Rather than go on and on, let me give you a concrete use case.
I’d like to stick to activity based ordering for something like a landing page. But I also run a ‘book club’ through my forum. We’ll pick a technical book (usually web development or design) and read through it together, 10 or so pages a day, and then use the forum to discuss the reading. (It takes about a month to get through a book and isn’t a big drain on anyone’s time. ) I’ll create a category for the book and then discussions for each section of reading, staying just ahead of the pace of the group, so that when it’s time for discussion about a reading there’s already a place for it. For this kind of thing there is a strict ordering (Chapter 1 - Reading 1, Chap 1 - Reading 2, and so on), and it can be disorienting to have them jump around.

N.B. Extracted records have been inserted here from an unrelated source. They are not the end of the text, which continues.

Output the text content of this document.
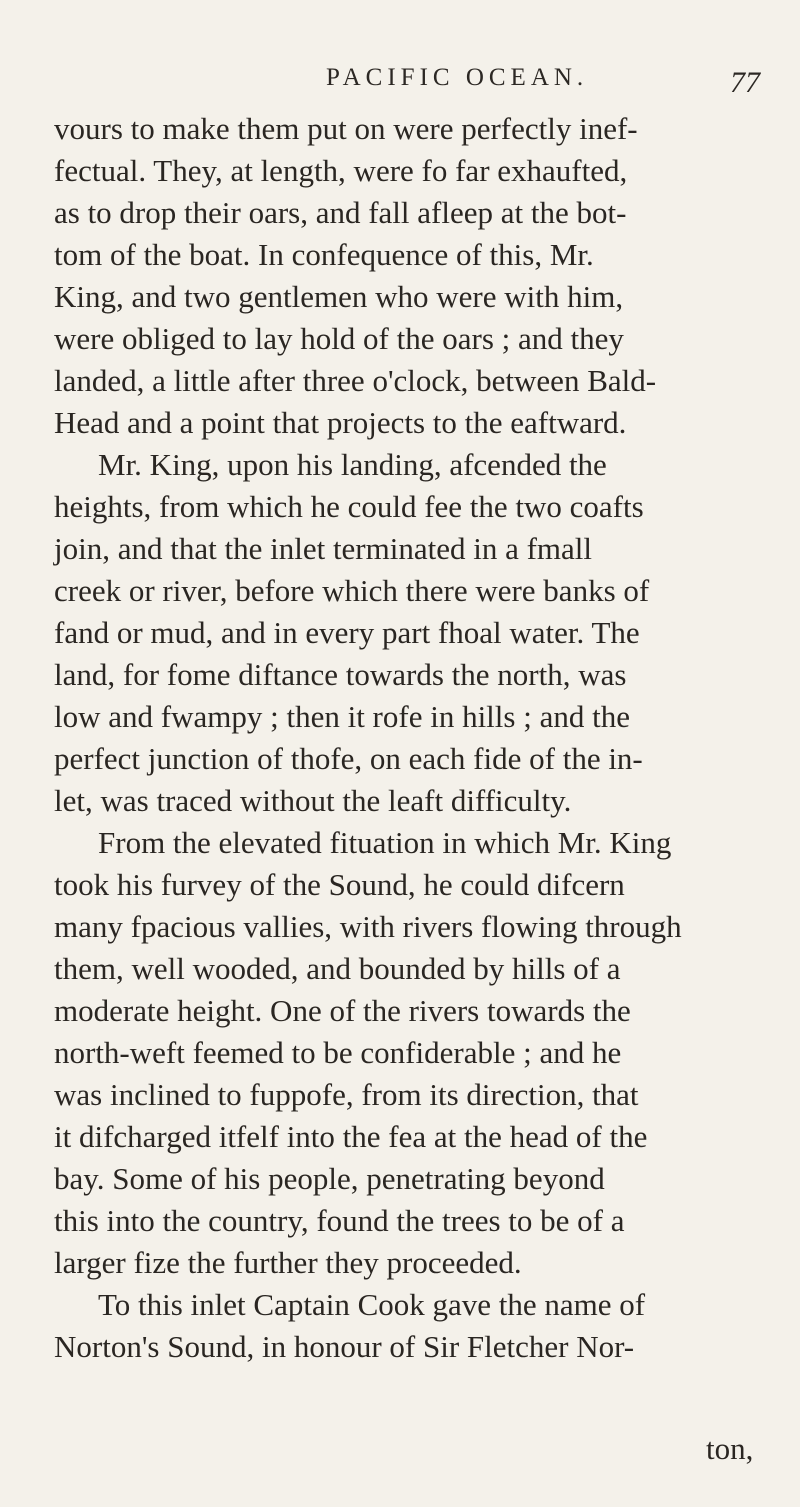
PACIFIC OCEAN.	77
vours to make them put on were perfectly inef-
fectual. They, at length, were fo far exhaufted,
as to drop their oars, and fall afleep at the bot-
tom of the boat. In confequence of this, Mr.
King, and two gentlemen who were with him,
were obliged to lay hold of the oars ; and they
landed, a little after three o'clock, between Bald-
Head and a point that projects to the eaftward.
Mr. King, upon his landing, afcended the
heights, from which he could fee the two coafts
join, and that the inlet terminated in a fmall
creek or river, before which there were banks of
fand or mud, and in every part fhoal water. The
land, for fome diftance towards the north, was
low and fwampy ; then it rofe in hills ; and the
perfect junction of thofe, on each fide of the in-
let, was traced without the leaft difficulty.
From the elevated fituation in which Mr. King
took his furvey of the Sound, he could difcern
many fpacious vallies, with rivers flowing through
them, well wooded, and bounded by hills of a
moderate height. One of the rivers towards the
north-weft feemed to be confiderable ; and he
was inclined to fuppofe, from its direction, that
it difcharged itfelf into the fea at the head of the
bay. Some of his people, penetrating beyond
this into the country, found the trees to be of a
larger fize the further they proceeded.
To this inlet Captain Cook gave the name of
Norton's Sound, in honour of Sir Fletcher Nor-
ton,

So there’s one forum but it’s being utilized in a couple of different ways. In addition to the book club it serves as a community forum for a blogging platform (though I prefer to call it a personal publishing platform) that maintain.
As I imagine it there would be a global default, and each new category would take on that ordering. But it could be overridden on a per category basis. In my case the default would be the activity ordering but for the book club, the category ordering would be fixed.
Seems like a way to allow for some customization and flexibility without adding to the complexity of the UI (in the way that adding a lot of structure does).